St Michael's Church, Workington is the parish church of the town of Workington, Cumbria, England. It is part of the deanery of Solway, in the archdeaconry of West Cumberland.

==History==
The oldest part of the church dates from around 1150, as evidenced by a marble plaque located at the rear of the church bearing that date and naming Walter as the first rector. However, there is evidence that an earlier seventh-century monastery was located on the same site. Nearby Viking Age finds confirm settlement well before the 12th century in the area surrounding the mouth of the river Derwent. 11th-century texts describe the arrival of monks from Lindisfarne, carrying the bones of St Cuthbert, in Workington (then called Derwentmouth) following the destruction of the kingdom of Northumbria by the Vikings in 875. It is presumed the monks stayed at the monastery on the site currently occupied by St Michael's Church before leaving Derwentmouth by boat.
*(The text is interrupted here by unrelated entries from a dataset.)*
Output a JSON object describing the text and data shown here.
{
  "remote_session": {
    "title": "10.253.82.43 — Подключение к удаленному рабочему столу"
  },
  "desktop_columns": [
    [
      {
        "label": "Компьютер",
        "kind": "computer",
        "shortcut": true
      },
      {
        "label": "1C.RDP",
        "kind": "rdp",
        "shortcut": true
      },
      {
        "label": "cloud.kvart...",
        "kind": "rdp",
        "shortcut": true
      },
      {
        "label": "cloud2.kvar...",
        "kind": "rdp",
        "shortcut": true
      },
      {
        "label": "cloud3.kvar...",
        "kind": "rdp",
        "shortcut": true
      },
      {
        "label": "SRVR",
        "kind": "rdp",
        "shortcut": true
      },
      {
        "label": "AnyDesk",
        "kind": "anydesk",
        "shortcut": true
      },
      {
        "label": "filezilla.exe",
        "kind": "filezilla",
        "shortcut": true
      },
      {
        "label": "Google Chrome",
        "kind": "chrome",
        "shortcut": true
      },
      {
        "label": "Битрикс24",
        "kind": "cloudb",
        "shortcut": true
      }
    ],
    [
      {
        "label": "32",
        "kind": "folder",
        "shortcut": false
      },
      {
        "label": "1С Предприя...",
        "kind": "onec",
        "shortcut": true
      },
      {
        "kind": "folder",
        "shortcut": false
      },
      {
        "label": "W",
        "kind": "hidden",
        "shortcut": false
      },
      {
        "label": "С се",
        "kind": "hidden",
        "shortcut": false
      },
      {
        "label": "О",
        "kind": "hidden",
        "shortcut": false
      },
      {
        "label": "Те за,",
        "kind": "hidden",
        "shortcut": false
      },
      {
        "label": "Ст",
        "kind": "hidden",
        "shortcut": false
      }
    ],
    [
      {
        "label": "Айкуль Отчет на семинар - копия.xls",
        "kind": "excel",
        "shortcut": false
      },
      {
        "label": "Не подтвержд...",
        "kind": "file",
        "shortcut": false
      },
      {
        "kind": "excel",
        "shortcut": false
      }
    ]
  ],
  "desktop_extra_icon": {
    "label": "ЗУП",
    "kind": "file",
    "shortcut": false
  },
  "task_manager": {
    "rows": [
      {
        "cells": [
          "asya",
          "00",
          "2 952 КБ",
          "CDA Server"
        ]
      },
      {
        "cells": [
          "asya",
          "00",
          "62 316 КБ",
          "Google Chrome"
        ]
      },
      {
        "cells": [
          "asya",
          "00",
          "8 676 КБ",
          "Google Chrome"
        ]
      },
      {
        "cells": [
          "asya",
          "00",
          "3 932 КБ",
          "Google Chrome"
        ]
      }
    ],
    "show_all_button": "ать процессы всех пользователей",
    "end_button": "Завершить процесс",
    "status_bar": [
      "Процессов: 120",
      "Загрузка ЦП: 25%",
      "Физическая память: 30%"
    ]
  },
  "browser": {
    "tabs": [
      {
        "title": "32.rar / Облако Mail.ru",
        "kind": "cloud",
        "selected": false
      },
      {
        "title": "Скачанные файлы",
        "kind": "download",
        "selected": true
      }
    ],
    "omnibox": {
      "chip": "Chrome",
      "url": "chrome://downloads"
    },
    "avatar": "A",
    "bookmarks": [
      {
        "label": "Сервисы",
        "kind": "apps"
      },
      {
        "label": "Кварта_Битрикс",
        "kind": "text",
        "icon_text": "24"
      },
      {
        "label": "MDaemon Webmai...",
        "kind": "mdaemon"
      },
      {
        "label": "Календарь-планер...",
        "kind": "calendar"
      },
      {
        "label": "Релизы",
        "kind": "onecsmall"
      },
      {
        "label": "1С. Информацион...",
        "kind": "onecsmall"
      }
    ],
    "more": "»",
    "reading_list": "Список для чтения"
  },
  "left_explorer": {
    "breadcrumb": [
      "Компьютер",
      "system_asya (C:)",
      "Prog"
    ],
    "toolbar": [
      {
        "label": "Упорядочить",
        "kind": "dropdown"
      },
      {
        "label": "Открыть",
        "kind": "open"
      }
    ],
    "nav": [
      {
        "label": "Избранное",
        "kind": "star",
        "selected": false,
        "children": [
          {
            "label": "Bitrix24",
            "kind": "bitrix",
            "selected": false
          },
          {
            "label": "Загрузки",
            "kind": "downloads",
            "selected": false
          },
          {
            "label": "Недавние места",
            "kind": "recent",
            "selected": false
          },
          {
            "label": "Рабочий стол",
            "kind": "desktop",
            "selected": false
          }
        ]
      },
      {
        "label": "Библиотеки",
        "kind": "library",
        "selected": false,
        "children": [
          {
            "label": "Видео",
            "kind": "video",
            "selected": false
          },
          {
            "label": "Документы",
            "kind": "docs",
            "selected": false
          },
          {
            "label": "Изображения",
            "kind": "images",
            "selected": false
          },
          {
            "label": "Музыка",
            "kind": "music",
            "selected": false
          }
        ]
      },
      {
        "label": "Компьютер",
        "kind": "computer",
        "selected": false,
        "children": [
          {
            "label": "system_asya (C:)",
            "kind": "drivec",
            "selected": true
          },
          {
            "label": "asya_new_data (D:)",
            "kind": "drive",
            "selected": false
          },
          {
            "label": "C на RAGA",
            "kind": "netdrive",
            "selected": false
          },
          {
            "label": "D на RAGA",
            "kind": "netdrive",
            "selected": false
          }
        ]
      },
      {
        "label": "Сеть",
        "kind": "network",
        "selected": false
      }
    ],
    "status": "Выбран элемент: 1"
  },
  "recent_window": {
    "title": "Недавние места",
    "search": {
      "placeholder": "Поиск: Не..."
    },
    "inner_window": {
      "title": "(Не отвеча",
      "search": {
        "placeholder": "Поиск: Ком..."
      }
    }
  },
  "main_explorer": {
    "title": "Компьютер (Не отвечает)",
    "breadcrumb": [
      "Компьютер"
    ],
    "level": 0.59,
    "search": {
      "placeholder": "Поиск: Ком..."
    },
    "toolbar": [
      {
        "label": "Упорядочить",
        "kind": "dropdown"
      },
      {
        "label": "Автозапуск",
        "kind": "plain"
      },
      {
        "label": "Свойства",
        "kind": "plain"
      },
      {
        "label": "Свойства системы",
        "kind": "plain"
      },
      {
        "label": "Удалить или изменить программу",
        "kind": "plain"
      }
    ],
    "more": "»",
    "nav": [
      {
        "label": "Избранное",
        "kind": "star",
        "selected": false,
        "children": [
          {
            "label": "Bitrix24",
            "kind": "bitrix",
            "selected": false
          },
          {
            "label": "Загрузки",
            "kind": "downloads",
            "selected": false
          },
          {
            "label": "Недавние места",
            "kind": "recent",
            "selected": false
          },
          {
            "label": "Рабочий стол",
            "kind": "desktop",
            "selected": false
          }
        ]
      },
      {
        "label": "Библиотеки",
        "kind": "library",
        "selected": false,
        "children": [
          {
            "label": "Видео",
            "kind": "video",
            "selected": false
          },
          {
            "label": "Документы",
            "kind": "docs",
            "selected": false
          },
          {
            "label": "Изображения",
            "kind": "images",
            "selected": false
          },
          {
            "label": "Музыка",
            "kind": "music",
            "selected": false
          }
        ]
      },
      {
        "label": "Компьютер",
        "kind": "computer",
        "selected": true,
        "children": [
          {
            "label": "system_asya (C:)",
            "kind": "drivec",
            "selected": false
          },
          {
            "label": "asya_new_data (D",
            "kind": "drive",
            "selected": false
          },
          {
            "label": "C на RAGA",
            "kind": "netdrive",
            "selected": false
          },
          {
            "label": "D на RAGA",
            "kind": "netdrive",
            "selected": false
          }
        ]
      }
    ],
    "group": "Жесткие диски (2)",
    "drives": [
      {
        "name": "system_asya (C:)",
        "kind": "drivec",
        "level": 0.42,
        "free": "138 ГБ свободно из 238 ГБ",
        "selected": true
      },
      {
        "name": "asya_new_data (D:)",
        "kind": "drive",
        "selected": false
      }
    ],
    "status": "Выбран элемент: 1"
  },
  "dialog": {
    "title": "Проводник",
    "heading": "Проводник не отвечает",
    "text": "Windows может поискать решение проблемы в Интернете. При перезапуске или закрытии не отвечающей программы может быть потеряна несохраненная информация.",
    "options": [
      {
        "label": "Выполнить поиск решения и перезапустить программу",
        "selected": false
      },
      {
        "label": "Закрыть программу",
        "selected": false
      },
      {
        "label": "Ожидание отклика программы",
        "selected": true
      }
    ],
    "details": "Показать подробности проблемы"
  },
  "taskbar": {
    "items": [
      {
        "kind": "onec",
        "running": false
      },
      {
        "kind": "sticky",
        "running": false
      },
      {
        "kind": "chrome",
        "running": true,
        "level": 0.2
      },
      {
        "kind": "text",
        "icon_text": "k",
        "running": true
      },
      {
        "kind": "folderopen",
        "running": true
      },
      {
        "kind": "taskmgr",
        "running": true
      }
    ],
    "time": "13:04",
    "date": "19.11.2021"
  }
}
The 12th-century church was typical of many border churches, being constructed for both worship and protection. It originally consisted of a simple nave and chancel, with a fortified tower only accessible through the nave. The original tower constitutes the base of the current one. The church served a local population composed mostly of fishermen and farmers, as well as the Curwen family, the local lords of the manor. Effigies of Sir Christopher Curwen and his wife, dated 1450, are located within the church.

Much of the church was rebuilt in 1770, but in 1887 a large part was destroyed by fire. The church was rebuilt over the course of three years, and was heavily redecorated in 1938. Fire once more destroyed much of the church in 1994, this time closing it for seven years, before it was reopened and rededicated in 2001.